Scheme 3: on the basis of scheme 2, scheme 3 adds filtering for other conditions (some are similar to MySQL secondary index results, and back to the table to verify other conditions).
Example: query min according to the start time of the target range_ id = 2000000,max_ id = 3000000。 Then, count = 1000000 and pace = 10000 are obtained. Therefore, the target ID set is 20000002010100020300000… 2990000. Then obtain the corresponding result set in MySQL. Then, filter the result set by other conditions
Advantages: the implementation is not complex and only involves code writing. And the query performance will not decline with the increase of the amount of data. You can add query criteria outside of time
Disadvantages: the number of query results cannot be determined, and the number of returned results may be 0 (this can be searched twice, and the min_id and spell probability can be adjusted); It is unable to process the data collected discontinuously (for example, the time range of seven days is not collected for six days, but such a scheme cannot meet the conditions)

d. Programme IV

Scheme 4: on the basis of scheme 2, change the ID to the time range.
Start time min according to target range_ Time and end time Max_ Time, get the time difference time_ range = max_ time – min_ Time, and then obtain the time step time_ pace = time_ Range / 100 (100 indicates the number of data pieces returned to the front end).

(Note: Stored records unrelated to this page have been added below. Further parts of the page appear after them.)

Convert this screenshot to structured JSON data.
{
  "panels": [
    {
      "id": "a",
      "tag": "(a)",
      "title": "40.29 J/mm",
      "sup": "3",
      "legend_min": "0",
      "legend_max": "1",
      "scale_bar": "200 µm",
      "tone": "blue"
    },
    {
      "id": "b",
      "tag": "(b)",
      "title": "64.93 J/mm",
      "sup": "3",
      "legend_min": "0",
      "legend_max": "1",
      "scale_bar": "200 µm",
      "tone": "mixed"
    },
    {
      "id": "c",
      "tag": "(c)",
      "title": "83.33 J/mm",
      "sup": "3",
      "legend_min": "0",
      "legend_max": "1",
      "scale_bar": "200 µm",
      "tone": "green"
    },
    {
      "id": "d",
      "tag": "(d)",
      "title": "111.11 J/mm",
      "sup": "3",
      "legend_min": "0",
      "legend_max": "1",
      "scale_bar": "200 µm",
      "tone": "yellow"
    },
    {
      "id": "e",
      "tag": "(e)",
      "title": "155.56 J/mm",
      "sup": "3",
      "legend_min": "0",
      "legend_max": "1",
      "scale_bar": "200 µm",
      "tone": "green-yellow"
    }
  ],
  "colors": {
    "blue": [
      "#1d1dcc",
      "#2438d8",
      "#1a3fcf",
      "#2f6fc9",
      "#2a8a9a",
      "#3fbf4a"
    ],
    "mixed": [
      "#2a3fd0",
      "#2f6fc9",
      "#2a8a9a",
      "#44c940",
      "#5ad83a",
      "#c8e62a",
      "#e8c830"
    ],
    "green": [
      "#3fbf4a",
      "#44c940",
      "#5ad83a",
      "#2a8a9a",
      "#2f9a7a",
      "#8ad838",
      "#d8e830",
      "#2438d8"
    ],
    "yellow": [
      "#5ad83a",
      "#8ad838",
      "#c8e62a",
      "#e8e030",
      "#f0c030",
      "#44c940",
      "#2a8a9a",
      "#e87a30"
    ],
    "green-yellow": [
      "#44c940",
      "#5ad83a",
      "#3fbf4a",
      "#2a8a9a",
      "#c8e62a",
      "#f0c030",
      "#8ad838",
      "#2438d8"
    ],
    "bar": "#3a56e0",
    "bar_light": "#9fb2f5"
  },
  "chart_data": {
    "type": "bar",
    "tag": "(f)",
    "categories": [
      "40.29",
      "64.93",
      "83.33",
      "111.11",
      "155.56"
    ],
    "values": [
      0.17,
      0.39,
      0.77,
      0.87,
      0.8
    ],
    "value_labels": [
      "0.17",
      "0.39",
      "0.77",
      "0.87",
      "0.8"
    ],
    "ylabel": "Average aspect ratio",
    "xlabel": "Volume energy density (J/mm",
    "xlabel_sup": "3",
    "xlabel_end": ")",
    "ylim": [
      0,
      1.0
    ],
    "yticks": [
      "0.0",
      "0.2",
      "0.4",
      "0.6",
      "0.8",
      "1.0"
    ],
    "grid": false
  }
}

Pass min_ Time and time_ Pace, get the target time range set: Min_ time ~ min_ time + time_ pace、min_ time + time_ pace ~ min_ time + time_ pace * 2 …
Example: omitted
Advantages: the implementation is not complex and only involves code writing. And the query performance will not decline with the increase of the amount of data.
Disadvantages: query criteria beyond time cannot be added; Low performance

e. Programme V

Scheme: establish a statistical table, and calculate the characteristic values such as the average value of each index data of the previous day and multiple search conditions every morning. It is convenient for subsequent data query within the time range of “past month”, “past year”, etc.
Advantages: for common queries, you can quickly return results.
Disadvantages: some query criteria cannot be counted, which makes it impossible to query. In the calculation of the statistical table, there is a large resource loss. Moreover, due to the time length characteristics of the statistical table, the number of data points on the presentation layer may be inconsistent (sometimes there are many data points, and sometimes the data points are very sparse. However, it can be greatly optimized by automatically raising and lowering the data dimension).

6、 Summary

To sum up, the core of data architecture is cold and hot isolation and hierarchical processing.
Before designing the data architecture, you need to confirm the data. For example, in the Internet of things scenario, you write more and read less, and the written data are inserts, so there is no consistency problem. When designing data solutions, the focus will tend to be.

In fact, the scheme is consistent with business, application architecture and other scenarios. Everyone has heard of the management leverage ratio, 28 law, good steel should be on the blade. In fact, it can be summed up in one sentence:
According to the input-output ratio, resources are allocated, so as to achieve the highest overall output under limited resources.